Spelling and Grammar Mistakes
Everyone makes a few spelling and grammar mistakes here and there, but according to CareerBeacon, when the application is littered with errors, it is wise to take this as a red flag. Although these mistakes may not seem like a big deal, it is an early indication that the applicant lacks an eye for detail. Since most candidates realize the importance of looking good on an application or resume and go above and beyond to create a well-crafted document, encountering one that seems sloppy or indifferent is especially worrisome. Not taking the time to check their work can mean that the candidate simply doesn’t care. The last thing you want is an employee who does not have enough enthusiasm to use spell-check.

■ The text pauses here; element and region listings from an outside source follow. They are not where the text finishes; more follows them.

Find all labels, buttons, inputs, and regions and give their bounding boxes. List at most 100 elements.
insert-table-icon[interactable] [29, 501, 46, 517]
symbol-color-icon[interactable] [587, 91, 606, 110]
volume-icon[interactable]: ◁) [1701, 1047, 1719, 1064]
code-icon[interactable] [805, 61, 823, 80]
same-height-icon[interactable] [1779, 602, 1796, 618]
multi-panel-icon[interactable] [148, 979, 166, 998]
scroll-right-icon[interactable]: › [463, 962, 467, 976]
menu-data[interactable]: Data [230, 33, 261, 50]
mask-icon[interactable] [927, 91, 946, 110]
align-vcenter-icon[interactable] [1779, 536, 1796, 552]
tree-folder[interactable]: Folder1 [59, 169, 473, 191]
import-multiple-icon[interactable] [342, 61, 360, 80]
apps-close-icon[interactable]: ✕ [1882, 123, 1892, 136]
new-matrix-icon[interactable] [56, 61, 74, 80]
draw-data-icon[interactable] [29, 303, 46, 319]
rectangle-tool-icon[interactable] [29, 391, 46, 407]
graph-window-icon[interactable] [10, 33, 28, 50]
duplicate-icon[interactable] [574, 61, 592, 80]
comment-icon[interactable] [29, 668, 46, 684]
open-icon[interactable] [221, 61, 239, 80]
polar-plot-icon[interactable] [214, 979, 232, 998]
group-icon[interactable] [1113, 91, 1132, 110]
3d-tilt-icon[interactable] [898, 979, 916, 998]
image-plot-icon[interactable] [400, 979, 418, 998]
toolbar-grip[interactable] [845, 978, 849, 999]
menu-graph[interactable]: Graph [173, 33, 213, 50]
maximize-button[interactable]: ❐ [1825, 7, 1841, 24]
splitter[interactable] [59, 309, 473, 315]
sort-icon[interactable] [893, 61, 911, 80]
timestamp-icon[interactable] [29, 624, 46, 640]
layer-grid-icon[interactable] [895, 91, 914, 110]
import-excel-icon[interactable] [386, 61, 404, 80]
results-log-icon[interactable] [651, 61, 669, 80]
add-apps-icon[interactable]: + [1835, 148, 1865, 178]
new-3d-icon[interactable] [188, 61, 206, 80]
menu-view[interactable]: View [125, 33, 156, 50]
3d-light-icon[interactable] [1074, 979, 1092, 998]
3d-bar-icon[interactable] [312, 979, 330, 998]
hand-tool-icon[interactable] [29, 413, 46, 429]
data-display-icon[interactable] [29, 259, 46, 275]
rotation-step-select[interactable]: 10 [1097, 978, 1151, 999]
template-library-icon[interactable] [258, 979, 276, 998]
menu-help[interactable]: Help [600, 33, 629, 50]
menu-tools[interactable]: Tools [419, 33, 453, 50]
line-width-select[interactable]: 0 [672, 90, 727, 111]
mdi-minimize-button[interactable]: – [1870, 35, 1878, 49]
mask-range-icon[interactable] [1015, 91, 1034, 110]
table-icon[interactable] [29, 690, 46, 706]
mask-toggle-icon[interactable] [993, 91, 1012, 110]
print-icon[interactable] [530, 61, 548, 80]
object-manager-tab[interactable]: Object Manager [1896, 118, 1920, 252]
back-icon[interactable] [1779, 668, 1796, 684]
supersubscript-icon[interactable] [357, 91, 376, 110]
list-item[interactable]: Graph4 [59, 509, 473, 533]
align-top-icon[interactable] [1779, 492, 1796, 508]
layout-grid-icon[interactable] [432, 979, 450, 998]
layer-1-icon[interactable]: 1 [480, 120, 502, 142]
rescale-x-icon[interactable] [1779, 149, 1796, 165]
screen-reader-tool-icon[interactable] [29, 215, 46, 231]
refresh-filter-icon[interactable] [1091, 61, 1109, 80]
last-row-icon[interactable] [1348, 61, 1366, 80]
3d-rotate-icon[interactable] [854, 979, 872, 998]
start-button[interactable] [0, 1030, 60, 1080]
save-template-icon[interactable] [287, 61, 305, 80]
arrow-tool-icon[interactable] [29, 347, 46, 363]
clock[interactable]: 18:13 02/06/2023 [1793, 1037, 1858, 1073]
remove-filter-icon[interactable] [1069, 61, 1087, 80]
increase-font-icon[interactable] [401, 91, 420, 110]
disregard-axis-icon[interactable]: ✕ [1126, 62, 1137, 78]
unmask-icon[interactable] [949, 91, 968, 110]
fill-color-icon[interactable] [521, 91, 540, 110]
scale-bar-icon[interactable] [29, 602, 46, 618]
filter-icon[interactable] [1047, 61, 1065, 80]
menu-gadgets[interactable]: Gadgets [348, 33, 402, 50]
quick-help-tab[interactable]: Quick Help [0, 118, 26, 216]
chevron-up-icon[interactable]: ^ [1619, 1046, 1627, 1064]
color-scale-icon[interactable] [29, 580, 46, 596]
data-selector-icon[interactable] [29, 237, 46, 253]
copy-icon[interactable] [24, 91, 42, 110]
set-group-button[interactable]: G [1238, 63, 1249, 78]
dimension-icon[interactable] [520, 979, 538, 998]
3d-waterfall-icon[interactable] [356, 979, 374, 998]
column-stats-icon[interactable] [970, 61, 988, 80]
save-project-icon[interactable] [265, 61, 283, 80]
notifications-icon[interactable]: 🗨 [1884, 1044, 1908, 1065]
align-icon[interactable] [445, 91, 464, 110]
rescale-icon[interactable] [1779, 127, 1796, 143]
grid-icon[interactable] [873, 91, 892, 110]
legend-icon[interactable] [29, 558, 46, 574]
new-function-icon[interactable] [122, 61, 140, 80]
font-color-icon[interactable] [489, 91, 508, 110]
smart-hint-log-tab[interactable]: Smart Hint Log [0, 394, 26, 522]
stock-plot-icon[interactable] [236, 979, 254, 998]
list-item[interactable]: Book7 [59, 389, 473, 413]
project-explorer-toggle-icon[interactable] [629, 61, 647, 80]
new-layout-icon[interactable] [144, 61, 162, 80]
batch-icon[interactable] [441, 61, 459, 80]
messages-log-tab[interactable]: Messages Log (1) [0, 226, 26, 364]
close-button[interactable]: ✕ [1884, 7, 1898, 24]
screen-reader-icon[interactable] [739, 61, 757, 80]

According to the Khonsari Law Group, as an employer, you have the right to run a criminal background check on a potential employee. This allows you to see more into their history and whether or not they’ve been convicted of a crime. This is especially important if you are seeking someone who will be handling sensitive information or funds on a routine basis. If you come across a candidate who has been convicted of fraud, they may not be the best person to hire for your accounting team.
Vague Work History
The absence of an employment background is not something to be alarmed about if it’s accounted for by educational experience. People will often go through their educational career without having a job. However, when a work history is present on their application but it’s vague, you should certainly take it as a red flag. According to Ask a Manager, inconsistent employment history can be an indication of termination for poor performance, failure to make progress along a desired career path, or erratic personal behavior. During the interview, make sure to ask about this, and if you keep getting more vague answers, the candidate before you might not be the best person for the job.
Understandably, business leaders want the best people for their company. Through the simple process of questioning everything and carefully performing your due diligence, you can assure yourself that any red flags are caught before the wrong person is brought on board.